Als omschrijving is met betrekking tot deze werkzaamheden en kosten vermeld: “ [naam onderneming] ”.
In een op 14 december 2018 door de Belastingdienst van de ex-partner ontvangen aangifte inkomstenbelasting/premieheffing 2014 (bedragen in €) is vermeld:
“Bruto resultaat uit werkzaamheden 1.235Totaal kosten bij resultaat uit werkzaamheden 1.546aangegeven verzamelinkomen -/- 2.686”
Als omschrijving is met betrekking tot de werkzaamheden vermeld: “ [naam onderneming] ”.
In een brief van de inspecteur aan de ex-partner van 5 februari 2019 is onder meer het volgende vermeld:
“U hebt in december 2018 een verzoek ingediend voor ambtshalve vermindering van uw aanslagen inkomstenbelasting/premie volksverzekeringen en inkomensafhankelijke bijdrage Zorgverzekeringswet van de jaren 2013 en 2014.(…)U kreeg die aanslagen omdat u destijds geen aangiften hebt gedaan. (…)Om uw bezwaar goed te kunnen beoordelen, heb ik meer informatie nodig. Ik verzoek u de volgende vragen te beantwoorden (…).Ik zou graag uw verzoeken voor deze oudere jaren zo spoedig mogelijk willen afhandelen.

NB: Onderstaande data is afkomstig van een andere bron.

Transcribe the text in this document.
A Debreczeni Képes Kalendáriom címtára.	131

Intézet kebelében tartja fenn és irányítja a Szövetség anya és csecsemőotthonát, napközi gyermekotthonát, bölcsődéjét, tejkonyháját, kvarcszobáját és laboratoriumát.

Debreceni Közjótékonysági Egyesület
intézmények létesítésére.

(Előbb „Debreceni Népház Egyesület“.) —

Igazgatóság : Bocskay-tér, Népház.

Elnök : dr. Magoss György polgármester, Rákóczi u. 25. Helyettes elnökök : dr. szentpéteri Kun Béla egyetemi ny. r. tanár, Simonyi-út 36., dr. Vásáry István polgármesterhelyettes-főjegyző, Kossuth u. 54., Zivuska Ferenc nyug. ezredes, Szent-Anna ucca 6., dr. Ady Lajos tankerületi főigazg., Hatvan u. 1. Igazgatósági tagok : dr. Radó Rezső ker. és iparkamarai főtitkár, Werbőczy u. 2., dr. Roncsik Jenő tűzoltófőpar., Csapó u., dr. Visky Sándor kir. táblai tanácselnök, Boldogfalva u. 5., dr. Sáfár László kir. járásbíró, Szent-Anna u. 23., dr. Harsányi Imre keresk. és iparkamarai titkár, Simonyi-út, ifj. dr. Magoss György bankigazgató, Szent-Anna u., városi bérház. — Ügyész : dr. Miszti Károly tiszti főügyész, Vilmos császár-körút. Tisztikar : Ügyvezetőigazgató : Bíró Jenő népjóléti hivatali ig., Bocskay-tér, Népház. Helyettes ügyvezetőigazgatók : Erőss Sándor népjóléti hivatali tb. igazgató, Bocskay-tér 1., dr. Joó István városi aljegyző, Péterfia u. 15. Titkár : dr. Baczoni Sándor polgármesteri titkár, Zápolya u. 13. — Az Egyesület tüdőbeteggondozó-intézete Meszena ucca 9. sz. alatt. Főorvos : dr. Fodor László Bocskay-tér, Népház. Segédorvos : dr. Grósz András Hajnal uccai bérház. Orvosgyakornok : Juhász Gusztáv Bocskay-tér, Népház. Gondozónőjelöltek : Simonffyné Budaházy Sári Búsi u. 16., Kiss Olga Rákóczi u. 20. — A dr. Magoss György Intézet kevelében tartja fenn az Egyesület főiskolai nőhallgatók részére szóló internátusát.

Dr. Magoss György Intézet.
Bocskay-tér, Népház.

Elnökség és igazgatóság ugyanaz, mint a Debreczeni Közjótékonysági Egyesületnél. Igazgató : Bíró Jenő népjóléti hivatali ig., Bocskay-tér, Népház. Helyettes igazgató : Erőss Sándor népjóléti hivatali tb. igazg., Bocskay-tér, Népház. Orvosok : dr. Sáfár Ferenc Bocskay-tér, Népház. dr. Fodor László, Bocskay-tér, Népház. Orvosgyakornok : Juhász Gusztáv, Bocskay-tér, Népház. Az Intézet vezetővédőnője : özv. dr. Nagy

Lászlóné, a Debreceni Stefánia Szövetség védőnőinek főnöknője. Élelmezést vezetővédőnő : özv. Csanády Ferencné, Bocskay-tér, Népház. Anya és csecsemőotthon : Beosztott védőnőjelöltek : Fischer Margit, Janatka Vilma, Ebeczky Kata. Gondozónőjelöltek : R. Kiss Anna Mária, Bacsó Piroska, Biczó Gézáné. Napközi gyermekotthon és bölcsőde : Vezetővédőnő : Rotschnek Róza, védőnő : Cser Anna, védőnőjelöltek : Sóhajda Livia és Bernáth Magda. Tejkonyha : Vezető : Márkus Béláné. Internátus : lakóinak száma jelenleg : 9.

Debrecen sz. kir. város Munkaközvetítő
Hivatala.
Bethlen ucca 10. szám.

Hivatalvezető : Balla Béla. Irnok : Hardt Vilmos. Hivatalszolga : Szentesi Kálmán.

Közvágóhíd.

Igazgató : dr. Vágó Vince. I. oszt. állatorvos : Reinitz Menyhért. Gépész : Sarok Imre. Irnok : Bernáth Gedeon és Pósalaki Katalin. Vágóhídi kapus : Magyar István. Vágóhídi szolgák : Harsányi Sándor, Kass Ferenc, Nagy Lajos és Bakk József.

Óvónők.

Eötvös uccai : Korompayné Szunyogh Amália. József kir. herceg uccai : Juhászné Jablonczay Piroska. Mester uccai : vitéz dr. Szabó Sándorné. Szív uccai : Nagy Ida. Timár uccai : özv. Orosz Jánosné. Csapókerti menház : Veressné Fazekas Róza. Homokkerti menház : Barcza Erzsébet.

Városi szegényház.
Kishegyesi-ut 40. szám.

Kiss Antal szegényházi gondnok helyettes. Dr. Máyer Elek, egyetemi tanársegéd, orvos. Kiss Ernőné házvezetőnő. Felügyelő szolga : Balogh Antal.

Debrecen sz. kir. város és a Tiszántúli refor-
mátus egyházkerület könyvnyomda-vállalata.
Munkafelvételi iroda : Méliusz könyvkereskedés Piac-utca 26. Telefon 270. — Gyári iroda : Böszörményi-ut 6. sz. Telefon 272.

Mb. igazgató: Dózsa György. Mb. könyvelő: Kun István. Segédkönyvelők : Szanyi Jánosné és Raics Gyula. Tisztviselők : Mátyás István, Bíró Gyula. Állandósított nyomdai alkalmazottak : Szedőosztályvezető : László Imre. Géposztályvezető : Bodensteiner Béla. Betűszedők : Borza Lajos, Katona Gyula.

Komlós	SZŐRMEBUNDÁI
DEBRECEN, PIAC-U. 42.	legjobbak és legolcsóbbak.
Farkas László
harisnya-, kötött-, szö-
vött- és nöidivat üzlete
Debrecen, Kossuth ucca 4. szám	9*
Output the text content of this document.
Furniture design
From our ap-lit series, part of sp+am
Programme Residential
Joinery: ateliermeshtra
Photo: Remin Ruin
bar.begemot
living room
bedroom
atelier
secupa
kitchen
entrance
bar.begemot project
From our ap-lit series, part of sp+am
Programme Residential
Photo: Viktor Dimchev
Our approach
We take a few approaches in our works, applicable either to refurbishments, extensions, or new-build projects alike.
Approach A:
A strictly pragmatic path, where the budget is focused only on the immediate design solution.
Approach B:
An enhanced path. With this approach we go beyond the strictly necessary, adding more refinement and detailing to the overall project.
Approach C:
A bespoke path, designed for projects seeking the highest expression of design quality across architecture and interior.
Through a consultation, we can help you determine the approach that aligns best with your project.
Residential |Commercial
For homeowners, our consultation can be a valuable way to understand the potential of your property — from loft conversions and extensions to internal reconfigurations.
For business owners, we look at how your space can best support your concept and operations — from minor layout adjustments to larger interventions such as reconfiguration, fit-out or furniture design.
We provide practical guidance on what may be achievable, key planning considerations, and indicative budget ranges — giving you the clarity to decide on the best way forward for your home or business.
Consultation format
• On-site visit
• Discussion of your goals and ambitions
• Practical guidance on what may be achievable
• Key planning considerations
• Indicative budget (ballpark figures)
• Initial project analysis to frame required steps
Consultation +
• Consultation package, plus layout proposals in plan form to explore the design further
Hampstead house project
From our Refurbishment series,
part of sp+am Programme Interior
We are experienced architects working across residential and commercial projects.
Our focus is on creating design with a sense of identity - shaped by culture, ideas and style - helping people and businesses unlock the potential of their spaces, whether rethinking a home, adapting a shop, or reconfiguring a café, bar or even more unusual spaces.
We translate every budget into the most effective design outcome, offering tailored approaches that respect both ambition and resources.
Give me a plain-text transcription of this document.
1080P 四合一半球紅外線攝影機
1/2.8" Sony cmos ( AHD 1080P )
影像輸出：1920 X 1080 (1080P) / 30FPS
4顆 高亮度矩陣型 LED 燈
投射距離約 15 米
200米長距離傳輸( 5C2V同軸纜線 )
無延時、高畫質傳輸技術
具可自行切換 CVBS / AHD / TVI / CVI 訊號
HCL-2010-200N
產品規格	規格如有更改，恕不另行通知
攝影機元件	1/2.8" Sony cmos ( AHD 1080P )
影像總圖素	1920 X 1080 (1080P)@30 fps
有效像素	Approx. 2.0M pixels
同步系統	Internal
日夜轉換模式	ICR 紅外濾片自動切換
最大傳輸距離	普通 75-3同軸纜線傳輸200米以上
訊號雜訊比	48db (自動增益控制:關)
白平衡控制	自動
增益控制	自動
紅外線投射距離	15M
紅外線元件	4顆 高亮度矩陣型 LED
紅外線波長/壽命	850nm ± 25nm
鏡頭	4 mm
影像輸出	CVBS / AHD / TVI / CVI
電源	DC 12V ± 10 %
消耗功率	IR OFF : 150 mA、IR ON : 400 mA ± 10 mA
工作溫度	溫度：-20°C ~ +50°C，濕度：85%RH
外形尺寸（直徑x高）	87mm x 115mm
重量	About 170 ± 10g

Daarom wil ik u vragen om uiterlijk binnen twee weken te reageren op mijn informatieverzoek.”
3 3. Geschil in hoger beroep
In geschil tussen partijen is:
1. Of belanghebbende ontvankelijk is in haar bezwaar tegen de gelijktijdig met de beschikkingen toeslagen bekend gemaakte inkomensgegeven 2013 en 2014 van de ex-partner
2. Indien voormelde vraag bevestigend wordt beantwoord: of de inkomensgegevens van de ex-partner tot te hoge bedragen voor de onderhavige jaren zijn vastgesteld.
In hoger beroep zijn de gelijktijdig met deze beschikkingen bekend gemaakte inkomensgegevens van belanghebbende niet (meer) in geschil.